-8-

29.6K 2.1K 2.2K
                                    

-Kim Taehyung-

"Aklıma birden Jeon'la sevgili oluşunuz geldi."

İçeriden son ses müzik gelen eve ilerlerken gülerek Jimin'e baktım. "Nerden çıktı şimdi?" Omuz silktiği sırada bahçe kapısından girdik. "Burda öpüştükten sonra asıl eğlence başlamıştı." Bakışlarım kısa bir saniyeliğine etrafta gezindi. Şimdi o söyleyince benim aklıma da eski anılar gelmişti.

"O gün iyi ki partiye gelmem için ısrar etmişsin."

"İçime doğmuş." dedikten sonra kahkaha attı ve kalabalığa adım atar atmaz ona uzatılan bardağı alıp bana verdi. Kendine de bir bardak aldığında bizi karşılamak için bahçeye çıkan Yoongi'yi fark ettim.

"Asla vaktinde gelmeyeceksiniz, değil mi?" dedi isyankâr bir tonda. Elindeki kırmızı plastik bardaktan büyük bir yudum alırken bizi içeri davet etti.

"Eee, dikkat çekmek istiyorsan en geç gelen olmalısın."

Onunla selamlaşıp her partide oturduğumuz yere ilerlerken Namjoon yanımızda bitti. Kulağıma eğildiğinde söyleyeceklerini tahmin ettiğimden sırıttım. "Bir kız var. Kurtulmama yardım etmelisin." Cevabımı duymak için yüzüme baktığında tek kaşımı kaldırdım. "Neden?"

"Hadi ama Taetae. Sen Jeon'dan bunu iste, ben de sen ne zaman istersen sana yardım edeceğim."

"Anlaştık. Bu sefer de anlaştık."

"Bir tanesin."

Yanaklarımı sıktığı sırada bir yandan gülüyor bir yandan da Jungkook'u arıyordum. Çoktan gelmiş olmalıydı. Yoongi'nin partilerine ilk o gelirdi. Hatta beni almak için dil dökmesine rağmen kabul etmeyip Jimin'le gelmiştim. Peki o nerdeydi?

Etrafta gezinen bakışlarımı fark etmiş olan Hoseok beni yanına çekti. "İçki almak için mutfağa gitti." dediğinde kafamla onayladım. Jimin ve beni karşıladıktan sonra ortadan kaybolan Yoongi yanında Jungkook'la geri döndüğünde keyfim yerine geldi.

"Sonunda," diye homurdanarak üzerime eğildiğinde tek elimle yanaklarını sıkıştırıp dudaklarını öptüm. "Tamam yeter, aile var." Namjoon'un gergin sesiyle geri çekilip Jungkook'un arkasında duran kızı görünce sırıttım. Şimdi bundan kurtulmalıydım. Çünkü Namjoon'a söz vermiştim. Hem de başımız ağrısın istemiyordum.

"Evet?"

"Sizinle işim yok. Namjoon'la konuşmak için geldim."
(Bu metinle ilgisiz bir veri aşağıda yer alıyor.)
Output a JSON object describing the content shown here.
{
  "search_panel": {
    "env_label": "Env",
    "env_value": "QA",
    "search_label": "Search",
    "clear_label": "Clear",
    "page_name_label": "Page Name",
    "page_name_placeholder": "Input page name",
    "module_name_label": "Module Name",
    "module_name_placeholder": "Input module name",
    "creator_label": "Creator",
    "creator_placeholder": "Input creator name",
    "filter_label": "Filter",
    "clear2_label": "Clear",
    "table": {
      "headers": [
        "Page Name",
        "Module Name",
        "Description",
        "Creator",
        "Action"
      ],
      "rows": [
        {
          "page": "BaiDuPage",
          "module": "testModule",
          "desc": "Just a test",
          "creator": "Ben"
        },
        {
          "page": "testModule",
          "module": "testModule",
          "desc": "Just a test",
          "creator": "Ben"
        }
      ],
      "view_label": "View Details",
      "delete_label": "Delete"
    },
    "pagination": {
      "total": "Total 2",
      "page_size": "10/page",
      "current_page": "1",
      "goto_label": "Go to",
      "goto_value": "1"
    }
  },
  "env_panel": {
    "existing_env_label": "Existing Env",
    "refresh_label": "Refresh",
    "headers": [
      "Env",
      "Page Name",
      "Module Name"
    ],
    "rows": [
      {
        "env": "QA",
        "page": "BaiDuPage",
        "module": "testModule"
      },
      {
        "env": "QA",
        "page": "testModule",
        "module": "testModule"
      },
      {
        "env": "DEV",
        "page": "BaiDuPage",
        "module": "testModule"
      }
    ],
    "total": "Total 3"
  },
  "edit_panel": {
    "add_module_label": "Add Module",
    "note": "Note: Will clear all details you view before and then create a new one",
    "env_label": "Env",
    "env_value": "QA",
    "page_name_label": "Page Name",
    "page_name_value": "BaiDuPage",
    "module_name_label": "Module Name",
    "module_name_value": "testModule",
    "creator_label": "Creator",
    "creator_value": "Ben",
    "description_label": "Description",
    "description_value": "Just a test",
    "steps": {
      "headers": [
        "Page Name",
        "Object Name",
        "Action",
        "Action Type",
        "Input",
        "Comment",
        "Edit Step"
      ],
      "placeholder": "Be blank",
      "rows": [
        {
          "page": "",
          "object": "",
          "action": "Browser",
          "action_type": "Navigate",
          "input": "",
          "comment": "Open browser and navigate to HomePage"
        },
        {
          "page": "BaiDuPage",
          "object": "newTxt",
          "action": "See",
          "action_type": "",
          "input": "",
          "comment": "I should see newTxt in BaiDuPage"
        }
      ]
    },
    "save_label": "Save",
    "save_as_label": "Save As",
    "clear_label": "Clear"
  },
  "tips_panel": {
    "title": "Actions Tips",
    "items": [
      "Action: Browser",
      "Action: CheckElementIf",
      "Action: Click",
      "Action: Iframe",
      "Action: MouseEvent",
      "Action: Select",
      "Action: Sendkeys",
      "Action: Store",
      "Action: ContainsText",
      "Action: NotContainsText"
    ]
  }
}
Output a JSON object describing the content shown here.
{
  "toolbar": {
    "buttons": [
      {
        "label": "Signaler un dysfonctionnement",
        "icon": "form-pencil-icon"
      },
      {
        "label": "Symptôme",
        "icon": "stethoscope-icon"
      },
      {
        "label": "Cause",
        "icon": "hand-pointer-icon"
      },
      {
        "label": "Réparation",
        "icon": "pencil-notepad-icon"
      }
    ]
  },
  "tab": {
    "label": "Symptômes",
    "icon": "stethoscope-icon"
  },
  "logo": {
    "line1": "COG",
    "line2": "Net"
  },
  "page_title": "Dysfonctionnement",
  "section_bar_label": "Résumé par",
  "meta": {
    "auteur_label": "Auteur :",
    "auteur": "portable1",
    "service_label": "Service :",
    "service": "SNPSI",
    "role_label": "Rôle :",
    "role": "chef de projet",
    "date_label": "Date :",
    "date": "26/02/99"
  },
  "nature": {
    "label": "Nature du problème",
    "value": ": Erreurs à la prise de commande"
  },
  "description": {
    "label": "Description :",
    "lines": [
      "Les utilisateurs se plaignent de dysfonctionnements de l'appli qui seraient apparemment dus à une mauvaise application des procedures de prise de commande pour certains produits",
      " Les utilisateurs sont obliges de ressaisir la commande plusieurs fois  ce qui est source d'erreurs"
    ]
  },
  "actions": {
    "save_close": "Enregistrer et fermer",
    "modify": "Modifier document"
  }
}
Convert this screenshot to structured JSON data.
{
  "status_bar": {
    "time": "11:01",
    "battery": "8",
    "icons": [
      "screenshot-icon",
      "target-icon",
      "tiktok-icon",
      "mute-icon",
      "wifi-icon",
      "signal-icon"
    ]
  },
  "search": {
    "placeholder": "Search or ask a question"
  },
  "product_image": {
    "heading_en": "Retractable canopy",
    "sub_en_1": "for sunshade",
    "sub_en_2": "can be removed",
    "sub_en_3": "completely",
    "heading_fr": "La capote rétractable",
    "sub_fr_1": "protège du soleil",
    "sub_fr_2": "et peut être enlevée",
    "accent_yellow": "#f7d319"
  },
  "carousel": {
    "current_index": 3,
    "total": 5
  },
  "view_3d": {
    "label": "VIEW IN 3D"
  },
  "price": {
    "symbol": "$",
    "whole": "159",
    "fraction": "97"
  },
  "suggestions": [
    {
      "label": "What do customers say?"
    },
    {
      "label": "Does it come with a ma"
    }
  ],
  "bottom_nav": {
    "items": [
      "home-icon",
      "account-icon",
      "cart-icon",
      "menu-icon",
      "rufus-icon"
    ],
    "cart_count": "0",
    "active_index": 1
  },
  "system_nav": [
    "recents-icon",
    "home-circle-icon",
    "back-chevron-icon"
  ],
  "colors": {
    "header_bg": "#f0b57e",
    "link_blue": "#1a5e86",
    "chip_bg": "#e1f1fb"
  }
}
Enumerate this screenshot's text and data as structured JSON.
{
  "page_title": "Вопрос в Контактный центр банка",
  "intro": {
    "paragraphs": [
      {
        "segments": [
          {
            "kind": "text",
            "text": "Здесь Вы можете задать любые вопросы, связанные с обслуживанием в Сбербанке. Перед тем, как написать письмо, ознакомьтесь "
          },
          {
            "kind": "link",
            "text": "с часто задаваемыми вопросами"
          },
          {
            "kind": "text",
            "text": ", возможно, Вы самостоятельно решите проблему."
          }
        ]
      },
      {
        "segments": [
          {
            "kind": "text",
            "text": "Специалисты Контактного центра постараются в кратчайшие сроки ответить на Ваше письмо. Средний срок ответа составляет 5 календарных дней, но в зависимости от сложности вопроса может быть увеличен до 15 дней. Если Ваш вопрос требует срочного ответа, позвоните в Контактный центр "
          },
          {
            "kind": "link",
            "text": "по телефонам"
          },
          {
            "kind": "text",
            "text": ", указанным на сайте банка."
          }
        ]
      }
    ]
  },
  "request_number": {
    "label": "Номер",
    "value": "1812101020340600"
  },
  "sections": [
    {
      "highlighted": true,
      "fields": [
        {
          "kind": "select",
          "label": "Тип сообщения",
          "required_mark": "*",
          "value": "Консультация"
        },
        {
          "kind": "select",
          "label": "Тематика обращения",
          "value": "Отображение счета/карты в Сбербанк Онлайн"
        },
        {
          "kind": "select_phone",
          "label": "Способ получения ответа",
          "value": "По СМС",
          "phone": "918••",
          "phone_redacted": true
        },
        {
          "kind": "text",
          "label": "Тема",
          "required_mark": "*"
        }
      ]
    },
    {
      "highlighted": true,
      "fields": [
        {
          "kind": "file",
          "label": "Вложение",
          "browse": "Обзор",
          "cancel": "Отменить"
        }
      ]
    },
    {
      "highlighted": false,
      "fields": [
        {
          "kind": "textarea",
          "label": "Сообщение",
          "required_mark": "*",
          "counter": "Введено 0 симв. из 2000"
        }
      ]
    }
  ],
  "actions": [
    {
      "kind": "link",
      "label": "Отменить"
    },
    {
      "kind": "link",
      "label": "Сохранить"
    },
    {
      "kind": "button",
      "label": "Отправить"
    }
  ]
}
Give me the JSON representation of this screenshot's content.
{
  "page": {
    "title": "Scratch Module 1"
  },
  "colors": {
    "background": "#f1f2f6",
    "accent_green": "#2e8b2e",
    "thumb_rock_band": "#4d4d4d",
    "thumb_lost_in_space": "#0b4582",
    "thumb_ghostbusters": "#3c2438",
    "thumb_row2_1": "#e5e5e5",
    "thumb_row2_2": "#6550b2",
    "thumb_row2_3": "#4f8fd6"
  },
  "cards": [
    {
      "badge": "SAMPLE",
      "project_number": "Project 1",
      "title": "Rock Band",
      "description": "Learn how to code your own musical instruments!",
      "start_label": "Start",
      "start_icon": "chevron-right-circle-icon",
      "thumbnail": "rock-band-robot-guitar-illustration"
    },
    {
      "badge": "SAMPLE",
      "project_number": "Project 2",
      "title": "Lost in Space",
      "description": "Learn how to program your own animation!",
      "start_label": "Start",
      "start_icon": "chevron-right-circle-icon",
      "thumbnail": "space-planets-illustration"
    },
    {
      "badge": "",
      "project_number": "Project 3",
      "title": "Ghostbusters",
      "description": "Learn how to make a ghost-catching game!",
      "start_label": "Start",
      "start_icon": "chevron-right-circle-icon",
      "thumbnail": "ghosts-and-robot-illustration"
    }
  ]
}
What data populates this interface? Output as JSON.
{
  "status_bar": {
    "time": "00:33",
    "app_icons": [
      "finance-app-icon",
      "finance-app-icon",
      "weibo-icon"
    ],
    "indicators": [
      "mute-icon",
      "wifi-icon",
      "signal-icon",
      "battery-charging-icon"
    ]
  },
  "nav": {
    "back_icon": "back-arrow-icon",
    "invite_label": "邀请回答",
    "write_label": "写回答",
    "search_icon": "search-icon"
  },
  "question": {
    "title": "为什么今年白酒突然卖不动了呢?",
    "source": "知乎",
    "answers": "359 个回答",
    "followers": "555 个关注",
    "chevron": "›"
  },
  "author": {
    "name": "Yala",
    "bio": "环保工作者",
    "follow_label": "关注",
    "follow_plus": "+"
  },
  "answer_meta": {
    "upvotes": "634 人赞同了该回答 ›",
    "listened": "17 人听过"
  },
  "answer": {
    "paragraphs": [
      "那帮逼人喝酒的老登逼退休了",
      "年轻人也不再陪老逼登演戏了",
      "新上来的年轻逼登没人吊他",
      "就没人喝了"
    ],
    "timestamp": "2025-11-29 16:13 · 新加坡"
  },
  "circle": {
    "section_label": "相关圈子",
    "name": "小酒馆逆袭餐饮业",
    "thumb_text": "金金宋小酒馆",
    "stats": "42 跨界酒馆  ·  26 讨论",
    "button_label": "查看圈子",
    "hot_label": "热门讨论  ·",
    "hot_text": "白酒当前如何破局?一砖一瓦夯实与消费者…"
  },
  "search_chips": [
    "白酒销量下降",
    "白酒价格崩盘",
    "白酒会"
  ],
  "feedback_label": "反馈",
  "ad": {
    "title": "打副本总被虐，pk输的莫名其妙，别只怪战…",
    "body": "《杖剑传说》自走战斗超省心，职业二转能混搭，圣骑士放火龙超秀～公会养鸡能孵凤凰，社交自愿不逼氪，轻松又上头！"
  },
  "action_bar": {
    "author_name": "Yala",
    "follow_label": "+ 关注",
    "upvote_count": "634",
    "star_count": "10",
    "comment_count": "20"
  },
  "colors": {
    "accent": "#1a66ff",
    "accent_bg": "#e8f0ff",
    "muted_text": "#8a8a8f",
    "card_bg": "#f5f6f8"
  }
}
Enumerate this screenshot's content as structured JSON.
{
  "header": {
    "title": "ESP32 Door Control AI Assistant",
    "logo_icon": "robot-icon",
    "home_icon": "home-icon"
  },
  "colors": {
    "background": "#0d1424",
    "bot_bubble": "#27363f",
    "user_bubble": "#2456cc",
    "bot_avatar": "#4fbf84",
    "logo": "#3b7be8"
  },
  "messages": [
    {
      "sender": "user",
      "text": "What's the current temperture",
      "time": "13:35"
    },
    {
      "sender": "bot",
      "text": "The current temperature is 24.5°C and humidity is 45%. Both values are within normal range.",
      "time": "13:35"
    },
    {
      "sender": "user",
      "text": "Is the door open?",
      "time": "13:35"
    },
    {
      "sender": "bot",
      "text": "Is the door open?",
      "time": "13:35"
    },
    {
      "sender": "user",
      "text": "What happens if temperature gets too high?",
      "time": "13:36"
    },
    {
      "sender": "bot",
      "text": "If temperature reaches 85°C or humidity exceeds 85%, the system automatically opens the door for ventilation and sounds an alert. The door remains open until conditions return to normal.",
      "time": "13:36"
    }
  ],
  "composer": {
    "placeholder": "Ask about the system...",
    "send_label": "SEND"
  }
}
Kaşlarımı kaldırarak kızı süzerken boğazımı temizledim. Sonunda bakışları bana döndü. "O seninle konuşmak istemiyor." Anında yüz ifadesi değişirken "Bundan sanane?" dediğinde kıkırdadım.

"Namjoon benim arkadaşım. Yani onunla konuşmak istemen beni de ilgilendiriyor."

"Herkesin ilgisinin üzerinde olmasına bayılıyorsun değil mi, Taehyung?"

"Evet." dedim tereddüt etmeden. Kız tekrar konuşmak için ağzını açtığı sırada Jungkook kalkmaya tenezzül etmeden elini kaldırdı ve lafları ağzına tıkarcasına "Yeter." dedi. "Biraz daha konuşursan olacaklardan sorumlu değilim."

Jimin hep yaptığı gibi gülmemek için Yoongi'nin omzunu ısırırken sırıttım. Kız çoktan uzaklaşmıştı yanımızdan. Bacaklarımı koltuğun kol koyma kısmından sarkıtıp sırtımı Jungkook'un omzuna yasladığımda saçlarımın arasına öpücük kondurdu.

"Akşam bende kalıyorsunuz, değil mi?"

"Yarın okul var." dedi Seokjin ruhsuz bir sesle. Elimdeki bardağı tek dikişte bitirdim ve yere koydum.